К чувству легкого головокружения и тошноты непонятной природы, примешивались смутные воспоминания о том, как поднявшись и отряхнувшись, Гризов побрел дальше. Но не домой, а свернул в какой-то двор, как зомби вошел в какое-то парадное и докопался ко второй компании гопников, не обращая внимания на рассеченную бровь, из которой еще ручьем текла кровь. На всякий случай его спустили с лестницы. Только после этого он немного успокоился и взял курс домой, хотя русское подсознание все еще тянуло на подвиги, ибо сознание тогда было полностью отключено.
После пары таких случаев, Антон понял, что если часто перебирать с алкоголем, можно влипнуть в какую-нибудь серьезную историю или вообще расстаться с жизнью по пьянке, а этого ему совсем не хотелось.

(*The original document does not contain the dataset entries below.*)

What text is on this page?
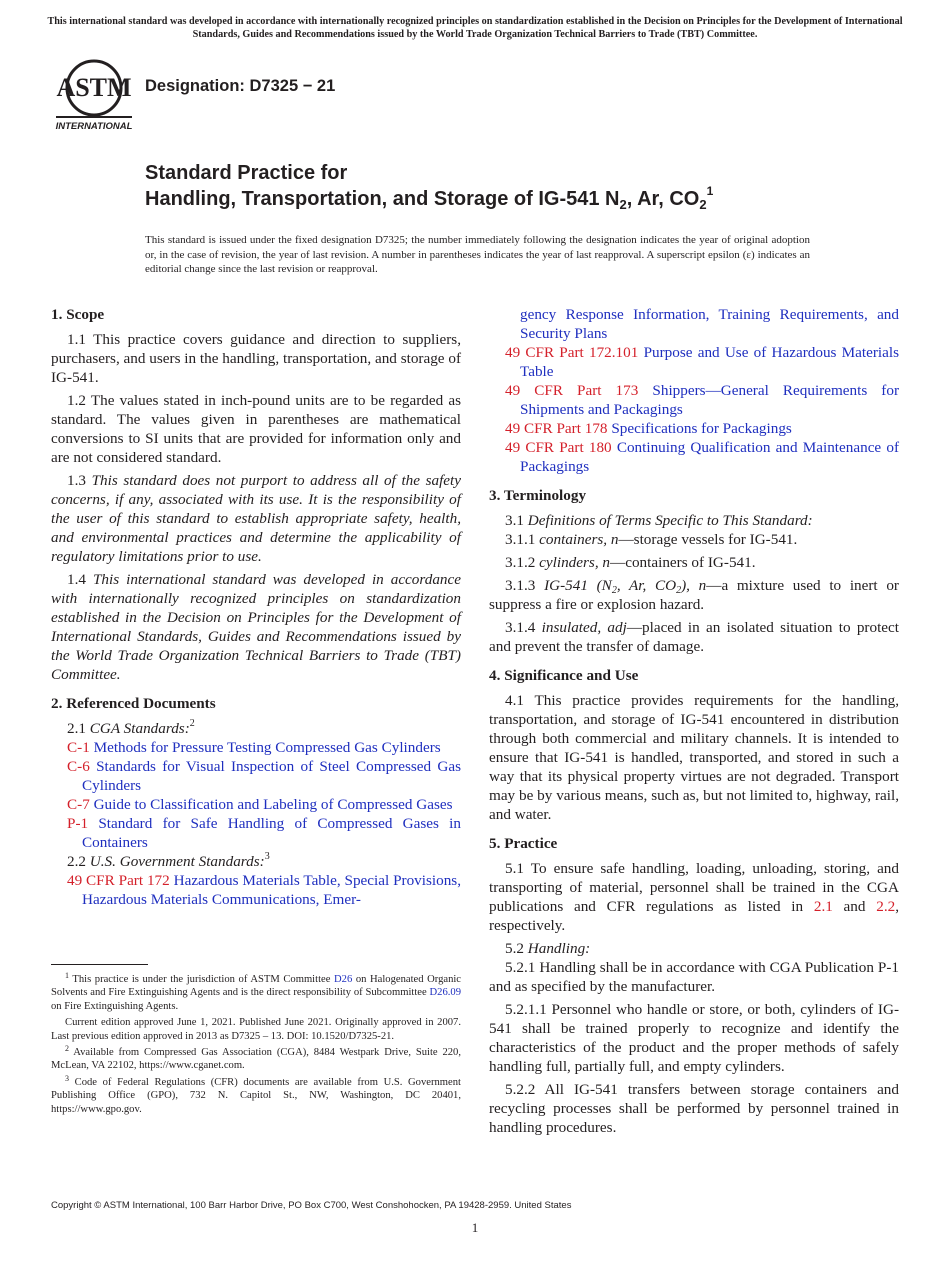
This international standard was developed in accordance with internationally recognized principles on standardization established in the Decision on Principles for the Development of International Standards, Guides and Recommendations issued by the World Trade Organization Technical Barriers to Trade (TBT) Committee.
ASTM
INTERNATIONAL
Designation: D7325 − 21
Standard Practice for
Handling, Transportation, and Storage of IG-541 $N_2$, Ar, $CO_2^1$
This standard is issued under the fixed designation D7325; the number immediately following the designation indicates the year of original adoption or, in the case of revision, the year of last revision. A number in parentheses indicates the year of last reapproval. A superscript epsilon (ε) indicates an editorial change since the last revision or reapproval.
1. Scope

1.1 This practice covers guidance and direction to suppliers, purchasers, and users in the handling, transportation, and storage of IG-541.

1.2 The values stated in inch-pound units are to be regarded as standard. The values given in parentheses are mathematical conversions to SI units that are provided for information only and are not considered standard.

1.3 This standard does not purport to address all of the safety concerns, if any, associated with its use. It is the responsibility of the user of this standard to establish appropriate safety, health, and environmental practices and determine the applicability of regulatory limitations prior to use.

1.4 This international standard was developed in accordance with internationally recognized principles on standardization established in the Decision on Principles for the Development of International Standards, Guides and Recommendations issued by the World Trade Organization Technical Barriers to Trade (TBT) Committee.

2. Referenced Documents

2.1 CGA Standards:$^2$

C-1 Methods for Pressure Testing Compressed Gas Cylinders
C-6 Standards for Visual Inspection of Steel Compressed Gas Cylinders
C-7 Guide to Classification and Labeling of Compressed Gases
P-1 Standard for Safe Handling of Compressed Gases in Containers

2.2 U.S. Government Standards:$^3$

49 CFR Part 172 Hazardous Materials Table, Special Provisions, Hazardous Materials Communications, Emer-

$^1$ This practice is under the jurisdiction of ASTM Committee D26 on Halogenated Organic Solvents and Fire Extinguishing Agents and is the direct responsibility of Subcommittee D26.09 on Fire Extinguishing Agents.

Current edition approved June 1, 2021. Published June 2021. Originally approved in 2007. Last previous edition approved in 2013 as D7325 – 13. DOI: 10.1520/D7325-21.

$^2$ Available from Compressed Gas Association (CGA), 8484 Westpark Drive, Suite 220, McLean, VA 22102, https://www.cganet.com.

$^3$ Code of Federal Regulations (CFR) documents are available from U.S. Government Publishing Office (GPO), 732 N. Capitol St., NW, Washington, DC 20401, https://www.gpo.gov.

gency Response Information, Training Requirements, and Security Plans
49 CFR Part 172.101 Purpose and Use of Hazardous Materials Table
49 CFR Part 173 Shippers—General Requirements for Shipments and Packagings
49 CFR Part 178 Specifications for Packagings
49 CFR Part 180 Continuing Qualification and Maintenance of Packagings
3. Terminology

3.1 Definitions of Terms Specific to This Standard:

3.1.1 containers, n—storage vessels for IG-541.

3.1.2 cylinders, n—containers of IG-541.

3.1.3 IG-541 ($N_2$, Ar, $CO_2$), n—a mixture used to inert or suppress a fire or explosion hazard.

3.1.4 insulated, adj—placed in an isolated situation to protect and prevent the transfer of damage.

4. Significance and Use

4.1 This practice provides requirements for the handling, transportation, and storage of IG-541 encountered in distribution through both commercial and military channels. It is intended to ensure that IG-541 is handled, transported, and stored in such a way that its physical property virtues are not degraded. Transport may be by various means, such as, but not limited to, highway, rail, and water.

5. Practice

5.1 To ensure safe handling, loading, unloading, storing, and transporting of material, personnel shall be trained in the CGA publications and CFR regulations as listed in 2.1 and 2.2, respectively.

5.2 Handling:

5.2.1 Handling shall be in accordance with CGA Publication P-1 and as specified by the manufacturer.

5.2.1.1 Personnel who handle or store, or both, cylinders of IG-541 shall be trained properly to recognize and identify the characteristics of the product and the proper methods of safely handling full, partially full, and empty cylinders.

5.2.2 All IG-541 transfers between storage containers and recycling processes shall be performed by personnel trained in handling procedures.

Copyright © ASTM International, 100 Barr Harbor Drive, PO Box C700, West Conshohocken, PA 19428-2959. United States
1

Рановато. К тому времени в голове сами собой уже начали складываться смутные планы на жизнь.
Смерть от передозировки, звучит страшно. А смерть по пьянке, очень глупо, да к тому же как-то очень по-русски. А Гризов в глубине души считал себя уже на половину немцем. Потому, что много читал всяких психологических книжек и решил поработать над своим характером, избавится от его плохих черт, чтобы быстрее продвинуться по жизни. Книжки сулили взлет карьеры и миллионы долларов чистой прибыли, которые нужно будет грести не иначе как лопатой, после того как перестроенный характер выйдет на полную мощность.
Одной из таких национальных черт, присущих всем русским, а значит и ему тоже, он считал необязательность. Поэтому стал старательно вырабатывать у себя привычку все делать во время, мало обещать, а уже если обещать, то во что бы то ни стало, выполнять обещанное в срок. Первые плоды появились довольно скоро: он перестал опаздывать, стал больше успевать, научился планировать свои действия и завел ежедневник. Неожиданно для себя, он даже выучил французский язык. Девчонки стали у него списывать. Оказалось, – ничего сложного. Только садись и учи. И пойдет прогресс.
Однако, апофеозом такой работы над собой стало страшное открытие: он вдруг немного отдалился от остальных. Как оказалось, опаздывать, ничего не делать и совсем не беспокоиться по этому поводу, было занятием большинства людей вокруг него. А они, в отличии от Гризова, совсем не хотели меняться и работать над собой, ведь это означало дополнительную нагрузку. В лучшем случае им хотелось просто тусоваться и делать вид, что заняты серьезным делом. Например, катанием на скейте. Гризов тоже ходил кататься с ребятами на скейте, но не считал, что в этом скрыт смысл всей жизни.
С тех пор он вообще стал зарабатывать репутацию немного странного и задумчивого парня, который думает всякую ерунду и только усложняет себе жизнь в то время, как нормальные люди катаются на скейте и не тратят время на подобные глупости. Как сказал однажды Антону один из тусовщиков, вместе с которым Гризов проводил время, катаясь на скейте, чтобы быть ближе к людям, – «Я дурак, мне все можно». И подобная философия пользовалась большой популярностью в массах.
Мир вокруг начал стремительно меняться в его представлении, Гризов неожиданно разглядел много убогих черт, которых раньше не видел, и которые теперь замутили его первоначальные романтические помыслы.
В двенадцать лет Гризов играл в хоккей вратарем в детском составе команды «СКА» и хотел быть Третьяком, в тринадцать бросил спорт и захотел быть одновременно Робин Гудом и рыцарем Айвенго. В четырнадцать, прочитав всего Дюма, он решил быть Д΄Артаньяном, чтобы освобождать прекрасных Констанций и делать блестящую карьеру военного. В пятнадцать уже был «Радиополитехникум» и спирт «Рояль», захотелось быть не просто военным, а разведчиком и тайным агентом. Пятнадцать-шестнадцать-семнадцать пролетели незаметно. Организм вступил в пору взросления, начал требовать своего, романтического. А душа чего-то загадочного, настоящего, фантастически крутого.
Тут, как раз, родился питерский рок-клуб, и понеслось. Задумчиво-хипповский «Аквариум», музыка для интеллигенции, в которой растворяешься и плывешь. Пить только вино и чай, курить и говорить обо всем под акустику. Прекрасная ты, загадочный я, электрический пес, два-двенадцать-восемьдесять пять, ноль, шесть, – это мой номер, номер, номер. В таком состоянии можно находиться много месяцев напролет, жаль, что иногда надо учиться и работать. Цой, «Кино», алюминиевые огурцы, романтика ночных питерских улиц. Задумчивая грусть и мокрая слякоть, шляпа, шерстяные носки, а когда-то ты был битник, угу-угу-угу. Кинчев, красное на черном, шестой лесничий, мой поезд едет не туда. Романтическая агрессия, разнесенное в пух метро после концертов.